Grappling with that kind of inelegant, heavy-handed, seemingly exclusionary (and “racist”) understanding of knowledge systems can be difficult for white people, because the myth of universalism, backed up by histories of pillaging and conquest, make it easy to believe that there is nothing beyond the reach of the white gaze. But the way people of color survive is precisely by having what feminist theorist Chela Sandoval called an “oppositional consciousness,” a way of seeing and understanding that by its very nature remains inaccessible to the dominant group.
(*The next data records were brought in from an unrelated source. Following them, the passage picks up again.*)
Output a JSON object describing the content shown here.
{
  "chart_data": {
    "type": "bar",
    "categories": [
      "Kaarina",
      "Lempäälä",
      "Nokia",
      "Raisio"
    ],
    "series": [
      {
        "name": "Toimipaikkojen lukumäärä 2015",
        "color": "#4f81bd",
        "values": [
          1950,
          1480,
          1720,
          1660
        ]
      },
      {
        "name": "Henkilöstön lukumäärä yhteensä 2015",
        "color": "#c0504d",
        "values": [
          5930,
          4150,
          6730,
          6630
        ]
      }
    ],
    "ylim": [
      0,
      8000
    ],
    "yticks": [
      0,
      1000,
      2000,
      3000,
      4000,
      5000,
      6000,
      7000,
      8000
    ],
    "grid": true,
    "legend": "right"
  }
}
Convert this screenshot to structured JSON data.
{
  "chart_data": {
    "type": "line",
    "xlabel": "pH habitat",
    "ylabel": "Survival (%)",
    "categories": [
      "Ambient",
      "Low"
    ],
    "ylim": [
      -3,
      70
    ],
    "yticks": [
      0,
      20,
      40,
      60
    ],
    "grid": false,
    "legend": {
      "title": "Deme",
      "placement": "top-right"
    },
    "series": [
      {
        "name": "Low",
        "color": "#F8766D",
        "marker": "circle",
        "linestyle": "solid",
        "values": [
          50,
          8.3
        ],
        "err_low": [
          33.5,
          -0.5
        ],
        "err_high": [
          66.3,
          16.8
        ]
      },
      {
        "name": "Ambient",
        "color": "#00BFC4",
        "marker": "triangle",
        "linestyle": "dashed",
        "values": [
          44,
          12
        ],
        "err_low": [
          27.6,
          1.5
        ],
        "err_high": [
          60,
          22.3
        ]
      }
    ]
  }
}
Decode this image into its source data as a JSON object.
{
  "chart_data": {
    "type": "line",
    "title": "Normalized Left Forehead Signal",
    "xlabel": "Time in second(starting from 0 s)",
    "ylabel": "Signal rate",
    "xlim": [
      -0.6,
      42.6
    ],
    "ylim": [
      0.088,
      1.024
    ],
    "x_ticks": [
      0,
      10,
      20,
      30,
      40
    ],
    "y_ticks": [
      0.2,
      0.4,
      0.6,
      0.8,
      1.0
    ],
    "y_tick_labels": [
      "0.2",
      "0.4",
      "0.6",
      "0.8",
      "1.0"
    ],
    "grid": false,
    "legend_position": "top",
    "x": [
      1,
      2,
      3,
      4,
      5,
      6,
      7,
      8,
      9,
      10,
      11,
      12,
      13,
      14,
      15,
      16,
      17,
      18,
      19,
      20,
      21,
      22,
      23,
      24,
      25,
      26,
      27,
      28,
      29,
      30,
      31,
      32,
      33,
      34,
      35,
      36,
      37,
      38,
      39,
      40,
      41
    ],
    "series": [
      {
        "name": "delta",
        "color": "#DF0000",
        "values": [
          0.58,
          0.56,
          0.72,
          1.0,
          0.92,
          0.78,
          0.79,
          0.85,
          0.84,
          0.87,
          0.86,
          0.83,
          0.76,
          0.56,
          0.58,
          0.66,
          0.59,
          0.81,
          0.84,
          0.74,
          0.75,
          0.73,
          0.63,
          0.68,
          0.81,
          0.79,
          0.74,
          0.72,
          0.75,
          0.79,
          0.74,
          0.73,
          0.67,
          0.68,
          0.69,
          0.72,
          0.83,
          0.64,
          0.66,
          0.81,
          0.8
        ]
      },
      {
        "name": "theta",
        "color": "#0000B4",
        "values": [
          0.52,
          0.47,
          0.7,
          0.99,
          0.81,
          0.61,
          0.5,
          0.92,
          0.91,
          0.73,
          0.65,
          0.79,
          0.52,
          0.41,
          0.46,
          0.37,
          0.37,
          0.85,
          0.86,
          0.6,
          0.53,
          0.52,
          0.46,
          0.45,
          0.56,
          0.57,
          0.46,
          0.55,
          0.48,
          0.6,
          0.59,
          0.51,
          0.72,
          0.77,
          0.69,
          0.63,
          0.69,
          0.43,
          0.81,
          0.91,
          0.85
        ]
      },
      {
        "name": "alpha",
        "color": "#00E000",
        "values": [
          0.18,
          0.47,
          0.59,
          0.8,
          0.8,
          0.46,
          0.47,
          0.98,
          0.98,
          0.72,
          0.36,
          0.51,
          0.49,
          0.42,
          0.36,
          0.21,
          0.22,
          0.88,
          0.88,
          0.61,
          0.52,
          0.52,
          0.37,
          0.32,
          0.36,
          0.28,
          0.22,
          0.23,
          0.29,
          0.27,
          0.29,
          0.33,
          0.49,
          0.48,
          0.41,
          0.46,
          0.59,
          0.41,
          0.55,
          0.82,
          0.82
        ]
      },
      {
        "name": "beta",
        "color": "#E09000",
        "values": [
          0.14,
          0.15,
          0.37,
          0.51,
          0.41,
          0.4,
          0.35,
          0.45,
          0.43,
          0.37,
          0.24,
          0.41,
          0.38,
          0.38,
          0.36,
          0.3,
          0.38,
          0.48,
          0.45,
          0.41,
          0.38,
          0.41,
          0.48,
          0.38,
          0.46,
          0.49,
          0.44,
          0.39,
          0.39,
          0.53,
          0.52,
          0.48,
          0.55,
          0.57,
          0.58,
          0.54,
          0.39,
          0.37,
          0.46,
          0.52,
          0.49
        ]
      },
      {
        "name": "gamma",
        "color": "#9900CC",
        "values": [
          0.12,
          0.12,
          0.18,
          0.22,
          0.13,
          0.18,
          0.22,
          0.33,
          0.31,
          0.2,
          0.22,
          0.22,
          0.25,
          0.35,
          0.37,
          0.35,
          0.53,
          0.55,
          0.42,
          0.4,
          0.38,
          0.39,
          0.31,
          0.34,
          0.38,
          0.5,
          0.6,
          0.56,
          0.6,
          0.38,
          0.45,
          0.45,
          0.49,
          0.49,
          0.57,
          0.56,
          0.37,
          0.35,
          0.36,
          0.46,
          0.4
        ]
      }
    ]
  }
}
What we witnessed on Twitter was a classic case of “lost in translation.” Folks who insisted that we didn’t “get” satire, clearly didn’t “get” that #CancelColbert constituted a moment of what Gwendolyn Pough calls “bringing wreck,” or creating a rupture raucous enough that it demands recognition. I don’t fully know all that Suey Park and her entourage had in mind, but I do know that while screaming and yelling do not always work, sometimes wrecking shop is exactly what’s required.

And I do know that white liberal bullying often masquerades as endless calls for civil discourse. When I saw Colbert’s defenders on Twitter calling me stupid (I didn’t get it), and racist (how dare you say white men need cultural boundaries), and reactionary (stop tripping about every little thing!), I realized that though they were less polite, the arguments sounded remarkably similar not only to those of folks on the right but also to Colbert’s more sanguine, civil defenders. You couple self-congratulatory liberalism with the narcissistic persecution complex that Law & Order’s B.D. Wong diagnosed Colbert with in the show’s response to the controversy on Monday night, and you end up with a large amount of white people who “just don’t get it.” "Colbert" the character closed down the offending Foundation, but Colbert the man and creative force behind the show needs to cancel the Ching Chong Ding Dong character entirely.

Liberal folks like Stephen Colbert are supposed to be a bulwark against the kind of conservatism that we all agree is running the country into the ground.

But in cases like this, it turns out that I cannot always trust that the enemy of my enemy will be my friend.